• Just Another Travelbug

Desert Ghosts: Abandoned Mining Towns

Updated: Sep 18, 2019


Deep in the dry Sierra mountains north of Guanajuato is the village of Real de Catorce. The origin of the town’s name, Royal Fourteen, differs depending on which legend you come across. Some say it arose from a massacre of fourteen Spanish imperial troops, others that it refers to a group of bandits who preyed upon merchants and miners leaving the town. Regardless of the truth, no one can deny that Real de Catorce (or just simply ‘Real’) is a town that captures the imagination.




Long a place of pilgrimage for local Huichol people, who consumed the hallucinatory peyote cactus that dots the desert floor at the foot of Real’s mountains, the town is also a sacred hot spot for Catholics from around Mexico. If you visit the town’s largest church, you can see carved and painted wooden scenes of St. Francis of Assisi granting pilgrim’s prayers. Real de Catorce would probably never have developed, however, if not for the silver that ran through the unforgiving mountains that surround it. Like Guanajuato (see our post on Guanajuato here), the town boomed on silver as miners came from around Mexico and Europe. Unlike Guanajuato, when the silver ran out so did almost all of its residents.

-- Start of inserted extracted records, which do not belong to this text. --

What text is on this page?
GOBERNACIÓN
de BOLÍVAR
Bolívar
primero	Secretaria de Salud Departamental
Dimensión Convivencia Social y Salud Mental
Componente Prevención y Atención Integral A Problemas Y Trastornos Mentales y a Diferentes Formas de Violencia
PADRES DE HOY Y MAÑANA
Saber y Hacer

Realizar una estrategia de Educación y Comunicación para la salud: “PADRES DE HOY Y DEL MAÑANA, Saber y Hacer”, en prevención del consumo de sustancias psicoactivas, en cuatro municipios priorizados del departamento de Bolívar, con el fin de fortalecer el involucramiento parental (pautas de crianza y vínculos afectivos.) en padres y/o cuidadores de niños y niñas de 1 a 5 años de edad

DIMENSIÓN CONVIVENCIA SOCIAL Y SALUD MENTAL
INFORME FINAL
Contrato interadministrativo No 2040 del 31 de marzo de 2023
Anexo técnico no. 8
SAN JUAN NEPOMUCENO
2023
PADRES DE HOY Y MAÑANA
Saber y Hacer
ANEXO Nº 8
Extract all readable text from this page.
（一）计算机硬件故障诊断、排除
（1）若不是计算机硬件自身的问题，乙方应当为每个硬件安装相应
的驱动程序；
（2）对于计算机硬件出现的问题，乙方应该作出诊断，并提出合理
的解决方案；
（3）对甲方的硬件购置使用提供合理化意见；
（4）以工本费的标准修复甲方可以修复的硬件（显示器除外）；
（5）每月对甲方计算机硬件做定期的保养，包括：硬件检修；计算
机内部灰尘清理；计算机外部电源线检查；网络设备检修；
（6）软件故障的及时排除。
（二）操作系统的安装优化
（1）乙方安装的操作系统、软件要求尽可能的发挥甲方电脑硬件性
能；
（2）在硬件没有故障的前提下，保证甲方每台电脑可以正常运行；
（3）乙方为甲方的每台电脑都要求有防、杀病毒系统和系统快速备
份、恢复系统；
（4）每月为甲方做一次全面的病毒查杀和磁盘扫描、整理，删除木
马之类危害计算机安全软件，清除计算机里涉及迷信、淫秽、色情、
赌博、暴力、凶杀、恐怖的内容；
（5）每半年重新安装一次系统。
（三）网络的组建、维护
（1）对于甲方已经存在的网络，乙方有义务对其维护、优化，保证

Within a few years, Real was a ghost town and its fine buildings began to crumble and be reclaimed by the desert. In recent decades, however, Real has seen people move back in as travelers have begun to visit the town. In addition to its sacred significance, Real draws explorers in with its history and its unique separation from the modern world. To reach Real from the south, you must take a succession of buses, each smaller and more beat-up than the previous. The final bus to Real takes you from a small village on one side of the mountain straight through a 3-km mine tunnel (sorry claustrophobes) out to the other side of the mountain, where Real is wedged between the hills overlooking the endless desert horizon.




Contrasting with the colourful splendour of the typical Mexican colonial town, Real’s beauty is more muted. Its cobblestoned streets are nearly silent, with only the occasional pick-up truck or rider on horseback slowly passing you by. Real is not a museum, far from it, as its townspeople continue to gather, work and play. Nevertheless, its isolation and quiet rhythms blur the lines between this century and its former life as an abandoned mining town.



It probably goes without saying that nightlife is essentially limited to the local cantina, and restaurant options are few. Numerous local cowboys will offer guided horseback tours into the shrubby hills around Real, where other small mining villages lie completely abandoned, gracefully decaying for over a century. These tours are very reasonably priced but if you are decently fit you can also head out to explore yourself by following the dusty cobblestoned path up and out of town. Keep in mind that you will be heading into uninhabited desert and bring enough water and food to sustain you if you lose track of the dirt path back down into Real.